Hi @eileen_dover,
First, I’ll try to give you some context that will hopefully make it easier to understand my answers to your questions.
We can think of Snowplow events as being one of two types. We usually call them ‘atomic’ and ‘custom self-describing’ events (though you might see the latter also being called ‘custom unstructured events’). The main difference between these two types is that the self-describing events are always accompanied by information about the schema against which they must validate. Whereas the ‘atomic’ events do not come with a JSON schema to which they must conform.
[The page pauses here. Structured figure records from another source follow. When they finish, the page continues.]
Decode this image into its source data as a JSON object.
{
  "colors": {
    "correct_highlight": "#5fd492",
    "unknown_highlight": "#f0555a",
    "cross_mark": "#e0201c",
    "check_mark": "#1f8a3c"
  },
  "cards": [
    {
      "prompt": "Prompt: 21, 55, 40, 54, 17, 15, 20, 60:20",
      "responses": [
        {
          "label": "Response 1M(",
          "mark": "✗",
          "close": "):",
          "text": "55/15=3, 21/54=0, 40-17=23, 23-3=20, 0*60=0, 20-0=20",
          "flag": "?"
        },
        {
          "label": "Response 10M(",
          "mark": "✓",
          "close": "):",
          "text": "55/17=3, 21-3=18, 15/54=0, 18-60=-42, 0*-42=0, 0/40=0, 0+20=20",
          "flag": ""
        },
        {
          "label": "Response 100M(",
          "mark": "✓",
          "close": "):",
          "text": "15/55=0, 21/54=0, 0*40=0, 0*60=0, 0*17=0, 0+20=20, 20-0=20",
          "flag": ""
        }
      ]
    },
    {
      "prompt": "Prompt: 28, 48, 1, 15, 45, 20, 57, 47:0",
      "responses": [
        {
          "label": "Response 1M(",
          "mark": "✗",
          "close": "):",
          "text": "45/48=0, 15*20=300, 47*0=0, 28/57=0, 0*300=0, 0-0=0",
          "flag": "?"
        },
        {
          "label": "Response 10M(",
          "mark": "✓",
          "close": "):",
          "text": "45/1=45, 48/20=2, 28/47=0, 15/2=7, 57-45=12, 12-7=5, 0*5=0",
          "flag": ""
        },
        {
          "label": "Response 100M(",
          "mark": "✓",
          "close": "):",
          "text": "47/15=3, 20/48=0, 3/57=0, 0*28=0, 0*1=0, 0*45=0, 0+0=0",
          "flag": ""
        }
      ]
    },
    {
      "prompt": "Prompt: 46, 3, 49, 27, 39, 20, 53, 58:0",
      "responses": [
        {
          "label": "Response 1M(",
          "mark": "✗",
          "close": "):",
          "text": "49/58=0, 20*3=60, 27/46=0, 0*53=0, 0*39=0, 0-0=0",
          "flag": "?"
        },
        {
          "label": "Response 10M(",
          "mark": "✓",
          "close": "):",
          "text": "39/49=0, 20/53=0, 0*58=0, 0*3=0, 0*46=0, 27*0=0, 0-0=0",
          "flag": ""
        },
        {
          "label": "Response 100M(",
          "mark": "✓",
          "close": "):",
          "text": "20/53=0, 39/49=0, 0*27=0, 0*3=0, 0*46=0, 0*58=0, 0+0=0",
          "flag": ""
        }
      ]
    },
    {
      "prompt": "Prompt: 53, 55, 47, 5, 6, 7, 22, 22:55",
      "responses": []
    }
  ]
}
If you think of a Snowplow event as a single line, it will have properties like app_name
, event_name
etc and they are associated with specific values. If it’s an ‘atomic’ event, it might only have these simple key-value pairs. But, if it’s a self-describing event, it will have an additional field, called unstruct_event
. The value of this field will be a JSON with two important properties: schema
which points to the JSON schema that the event must validate against; and data
, which contains the actual event payload.
In addition, both types of events – atomic and self-describing – might have some custom contexts added to them by the tracker. Just like the unstruct_event
, the information about these contexts will be in a separate field of the event for ‘custom context’, and the value will be a self-describing JSON (specifying both the schema for the context, and the data that must validate against this schema).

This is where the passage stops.